History

History

Clergy | The Triptychs at Christchurch

The parish of Christ Church in Shrewsbury New Jersey was founded in 1702. The Reverend George Keith, an Anglican missionary dispatched by the Society for the Propagation of the Gospel (SPG) in London, held services in 1702 in the home of Lewis Morris, later Royal Governor of New Jersey. Morris can be regarded as one of the forces behind the founding of the parish since he had requested that a missionary be sent by the SPG. The parish established more of a presence in 1706 through the acquisition of a small parcel of land at the present-day intersection of Broad Street and Sycamore Avenue in Shrewsbury.

Abraham Russell a master brickmason from New York erected the first parish church building, of brick and lime, on this site in 1732-33. Christ Church was granted its official charter in 1738 by King George II and that document is on display in the church today. In 1739 William Leeds Jr. bequeathed 500 acres to the church to serve as a glebe, or income-producing farm. This property was in Lincroft, formerly known as Leedsville. In 1743 the SPG sent a schoolmaster, Christopher Reynolds, to New Jersey. He opened the first common school in Eastern New Jersey on the church property. Reynolds also led the congregation in the singing of psalms until his death in 1760.

After about 25 years the initial church was deemed to no longer meet the needs of the parish. Noted colonial architect, Robert Smith, developed plans for a new structure for parish worship. This building was funded by lotteries conducted in 1758 and 1760. Since lotteries were illegal in New Jersey, the drawings were held on Biles Island in the Delaware River and in Sandy Hook Bay. The new church was constructed from 1769 to 1774 under the leadership of the SPG missionary, the Reverend Samuel Cooke. Reverend Cooke was to be the last missionary serving Christ Church. He left for England in 1775 as the revolutionary war clouds thickened and the safety of a representative of the British crown was compromised.

During the Revolution the church was used as barracks by patriot soldiers. Since the church was a symbol of the British Crown, these soldiers shot at the pulpit and at the orb and crown on the steeple atop the church building. The church retains the damaged orb and a wood-embedded musketball. After 15 years a new homegrown cleric, Rev. Henry Waddell, became rector.

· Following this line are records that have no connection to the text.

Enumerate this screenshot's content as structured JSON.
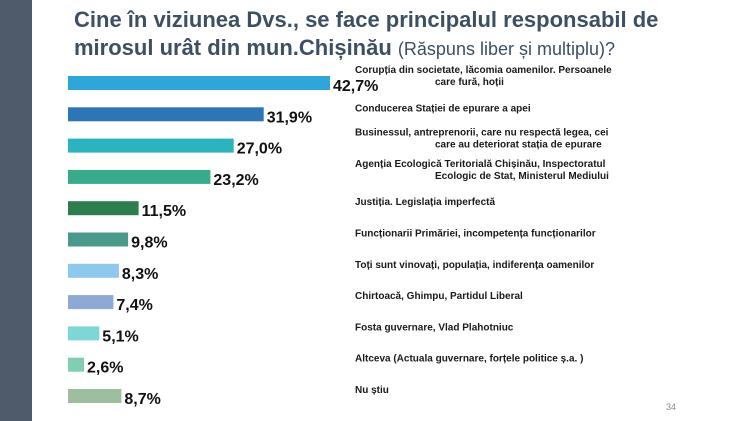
{
  "title": {
    "main": "Cine în viziunea Dvs., se face principalul responsabil de mirosul urât din mun.Chișinău",
    "sub": "(Răspuns liber și multiplu)?"
  },
  "page_number": "34",
  "colors": {
    "stripe": "#4f5b6b",
    "title": "#3d4f63",
    "value_text": "#111111",
    "category_text": "#1a1a1a"
  },
  "chart_data": {
    "type": "bar",
    "orientation": "horizontal",
    "categories": [
      "Corupția din societate, lăcomia oamenilor. Persoanele care fură, hoții",
      "Conducerea Stației de epurare a apei",
      "Businessul, antreprenorii, care nu respectă legea, cei care au deteriorat stația de epurare",
      "Agenția Ecologică Teritorială Chișinău, Inspectoratul Ecologic de Stat, Ministerul Mediului",
      "Justiția. Legislația imperfectă",
      "Funcționarii Primăriei, incompetența funcționarilor",
      "Toți sunt vinovați, populația, indiferența oamenilor",
      "Chirtoacă, Ghimpu, Partidul Liberal",
      "Fosta guvernare, Vlad Plahotniuc",
      "Altceva (Actuala guvernare, forțele politice ș.a. )",
      "Nu știu"
    ],
    "category_lines": [
      [
        "Corupția din societate, lăcomia oamenilor. Persoanele",
        "care fură, hoții"
      ],
      [
        "Conducerea Stației de epurare a apei"
      ],
      [
        "Businessul, antreprenorii, care nu respectă legea, cei",
        "care au deteriorat stația de epurare"
      ],
      [
        "Agenția Ecologică Teritorială Chișinău, Inspectoratul",
        "Ecologic de Stat, Ministerul Mediului"
      ],
      [
        "Justiția. Legislația imperfectă"
      ],
      [
        "Funcționarii Primăriei, incompetența funcționarilor"
      ],
      [
        "Toți sunt vinovați, populația, indiferența oamenilor"
      ],
      [
        "Chirtoacă, Ghimpu, Partidul Liberal"
      ],
      [
        "Fosta guvernare, Vlad Plahotniuc"
      ],
      [
        "Altceva (Actuala guvernare, forțele politice ș.a. )"
      ],
      [
        "Nu știu"
      ]
    ],
    "values": [
      42.7,
      31.9,
      27.0,
      23.2,
      11.5,
      9.8,
      8.3,
      7.4,
      5.1,
      2.6,
      8.7
    ],
    "value_labels": [
      "42,7%",
      "31,9%",
      "27,0%",
      "23,2%",
      "11,5%",
      "9,8%",
      "8,3%",
      "7,4%",
      "5,1%",
      "2,6%",
      "8,7%"
    ],
    "bar_colors": [
      "#2ea6d9",
      "#2e75b6",
      "#2bb3bf",
      "#3aaa8c",
      "#2e7d4f",
      "#4a9a8c",
      "#8ec8ec",
      "#8ea9d6",
      "#7fd6d6",
      "#7fcfb0",
      "#9dbf9f"
    ],
    "xlim": [
      0,
      42.7
    ],
    "grid": false,
    "legend": "none"
  }
}
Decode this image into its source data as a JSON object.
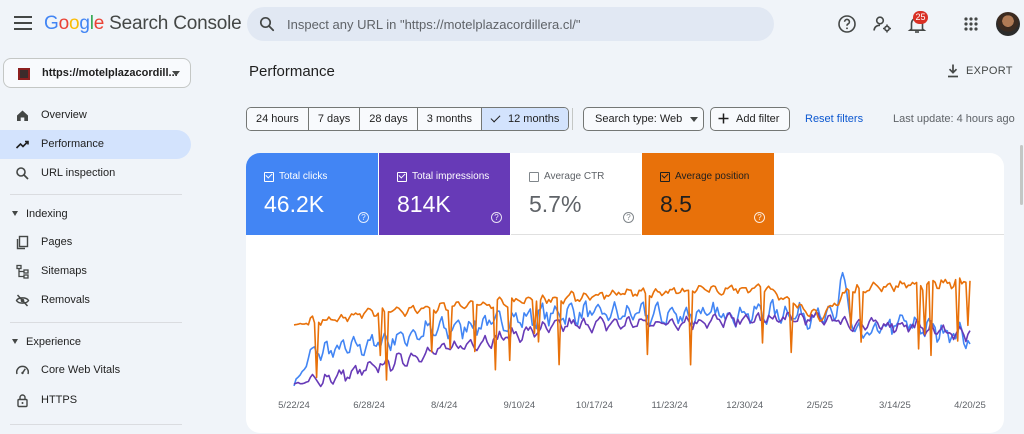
{
  "app": {
    "logo_letters": [
      "G",
      "o",
      "o",
      "g",
      "l",
      "e"
    ],
    "product": "Search Console",
    "search_placeholder": "Inspect any URL in \"https://motelplazacordillera.cl/\"",
    "notification_count": "25"
  },
  "sidebar": {
    "property_label": "https://motelplazacordill...",
    "items_top": [
      {
        "label": "Overview",
        "icon": "home-icon",
        "active": false
      },
      {
        "label": "Performance",
        "icon": "trending-up-icon",
        "active": true
      },
      {
        "label": "URL inspection",
        "icon": "search-icon",
        "active": false
      }
    ],
    "sections": [
      {
        "title": "Indexing",
        "items": [
          {
            "label": "Pages",
            "icon": "pages-icon"
          },
          {
            "label": "Sitemaps",
            "icon": "sitemap-icon"
          },
          {
            "label": "Removals",
            "icon": "visibility-off-icon"
          }
        ]
      },
      {
        "title": "Experience",
        "items": [
          {
            "label": "Core Web Vitals",
            "icon": "speedometer-icon"
          },
          {
            "label": "HTTPS",
            "icon": "lock-icon"
          }
        ]
      }
    ]
  },
  "main": {
    "title": "Performance",
    "export_label": "EXPORT",
    "date_ranges": [
      {
        "label": "24 hours",
        "selected": false
      },
      {
        "label": "7 days",
        "selected": false
      },
      {
        "label": "28 days",
        "selected": false
      },
      {
        "label": "3 months",
        "selected": false
      },
      {
        "label": "12 months",
        "selected": true
      }
    ],
    "search_type_label": "Search type: Web",
    "add_filter_label": "Add filter",
    "reset_filters_label": "Reset filters",
    "last_update": "Last update: 4 hours ago",
    "metrics": [
      {
        "name": "Total clicks",
        "value": "46.2K",
        "checked": true,
        "color": "#4285f4"
      },
      {
        "name": "Total impressions",
        "value": "814K",
        "checked": true,
        "color": "#673ab7"
      },
      {
        "name": "Average CTR",
        "value": "5.7%",
        "checked": false,
        "color": "#ffffff"
      },
      {
        "name": "Average position",
        "value": "8.5",
        "checked": true,
        "color": "#e8710a"
      }
    ]
  },
  "chart_data": {
    "type": "line",
    "title": "",
    "xlabel": "",
    "ylabel": "",
    "grid": false,
    "legend": "none",
    "x_tick_labels": [
      "5/22/24",
      "6/28/24",
      "8/4/24",
      "9/10/24",
      "10/17/24",
      "11/23/24",
      "12/30/24",
      "2/5/25",
      "3/14/25",
      "4/20/25"
    ],
    "series": [
      {
        "name": "Total clicks",
        "color": "#4285f4"
      },
      {
        "name": "Total impressions",
        "color": "#673ab7"
      },
      {
        "name": "Average position",
        "color": "#e8710a"
      }
    ],
    "series_trend": {
      "Total clicks": [
        [
          0,
          0.02
        ],
        [
          0.03,
          0.28
        ],
        [
          0.09,
          0.32
        ],
        [
          0.2,
          0.45
        ],
        [
          0.4,
          0.6
        ],
        [
          0.55,
          0.58
        ],
        [
          0.72,
          0.6
        ],
        [
          0.8,
          0.55
        ],
        [
          0.81,
          0.92
        ],
        [
          0.83,
          0.4
        ],
        [
          0.9,
          0.52
        ],
        [
          1,
          0.4
        ]
      ],
      "Total impressions": [
        [
          0,
          0.02
        ],
        [
          0.08,
          0.1
        ],
        [
          0.2,
          0.28
        ],
        [
          0.4,
          0.5
        ],
        [
          0.55,
          0.52
        ],
        [
          0.72,
          0.55
        ],
        [
          0.8,
          0.55
        ],
        [
          0.83,
          0.5
        ],
        [
          0.9,
          0.5
        ],
        [
          1,
          0.42
        ]
      ],
      "Average position": [
        [
          0,
          0.5
        ],
        [
          0.12,
          0.6
        ],
        [
          0.3,
          0.68
        ],
        [
          0.5,
          0.76
        ],
        [
          0.7,
          0.8
        ],
        [
          0.78,
          0.55
        ],
        [
          0.82,
          0.78
        ],
        [
          0.9,
          0.82
        ],
        [
          1,
          0.85
        ]
      ]
    }
  }
}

Christ Church has had an uninterrupted clerical leadership to this day. The church remains an active Episcopal parish with worship services in the 234 year-old church each week.

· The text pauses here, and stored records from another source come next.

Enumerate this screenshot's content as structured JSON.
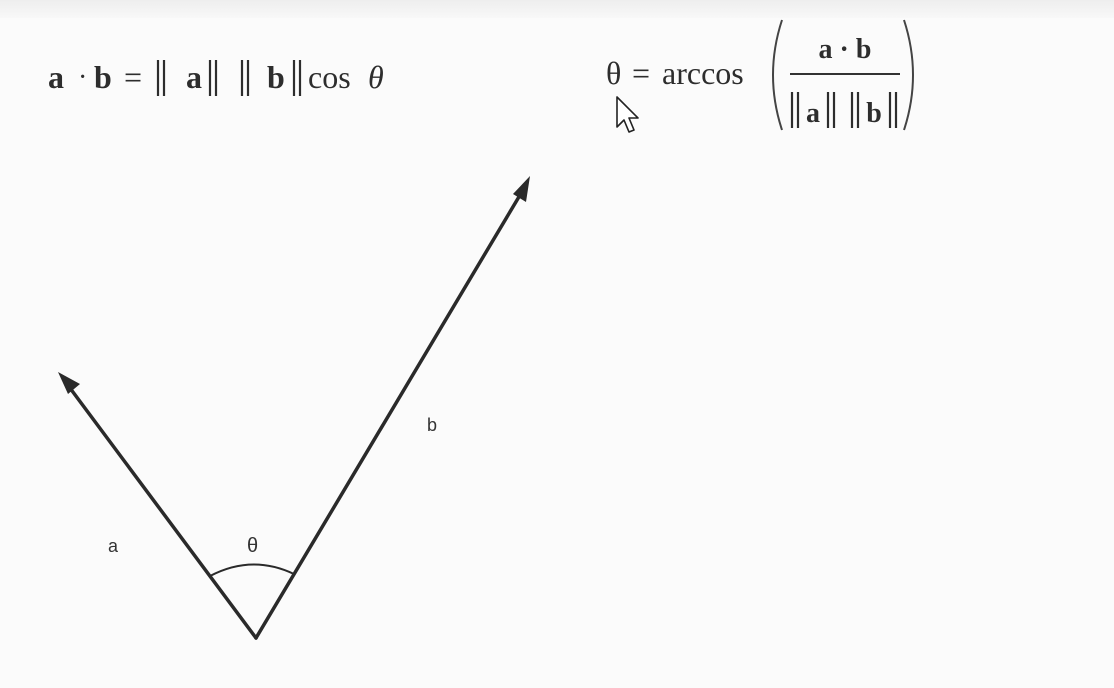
{
  "formula_dot_product": {
    "a": "a",
    "dot": "·",
    "b": "b",
    "equals": "=",
    "norm_a": "a",
    "norm_b": "b",
    "cos": "cos",
    "theta": "θ"
  },
  "formula_angle": {
    "theta": "θ",
    "equals": "=",
    "arccos": "arccos",
    "numerator": "a · b",
    "denominator_a": "a",
    "denominator_b": "b"
  },
  "diagram": {
    "vector_a_label": "a",
    "vector_b_label": "b",
    "angle_label": "θ"
  },
  "colors": {
    "stroke": "#2a2a2a",
    "background": "#fbfbfb"
  },
  "cursor_icon": "arrow-pointer-icon"
}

Some notable aspects of the parish are:

  • The church maintains a collection of old books including numerous Bibles and Books of Common Prayer (BCP). The most prominent Bible is the so-called Vinegar Bible printed by John Basket in Oxford in 1717 and presented to the church in 1752 by Roger Elliston, the Comptroller of His Majesty‚Äôs Customs in New York. The Vinegar Bible, so-called due to the misprinting of the Parable of the Vineyard, was in use until 1916 and is now on permanent display in the church. The BCPs include a 1662 prayer book of Queen Elizabeth and a 1760 BCP given to the parish by William Franklin, thelast New Jersey colony royal governor and son of Benjamin Franklin.
  • Queen Anne gave a communion service set to the parish in 1708. The service consists of two silver pieces including a chalice inscribed Christ Church Shrewsbury.
  • The Charter of the church granted by King George in 1738 and signed by the Royal Governor is on permanent display in the church.
  • The parishes of St. James Memorial in Eatontown, Trinity in Red Bank and St. James in Long Branch were founded by Christ Church rector, the Reverend Harry Finch in the middle 19th century.
  • Two pewter alms basins were given to the church by King George II in 1738 and are on display in the church.
  • The parish of Christ Church Middletown was originally part of the broader Christ Church parish served by a common vestry and a single rector. Christ Church Middletown became an independent parish in 1854.
  • The Tower clock was added as part of the construction of the clock tower in the 1870s. Both parishioners and the village funded the clock. This E. Howard tower keeps time to this day and is hand-wound weekly by a corps of volunteers.
  • Christ Church had a churchyard bell dating to the mid 18th century. A new bell was acquired in 1825. It is called Old Eli after the Reverend Eli Wheeler who arranged its acquisition. This bell was cast in France in 1788 and hung in a convent in Santo Domingo. At Christ Church it hung in the great oak in the churchyard until the erection of the clock tower where it was installed and is rung by the same E Howard winding mechanism that controls the clock.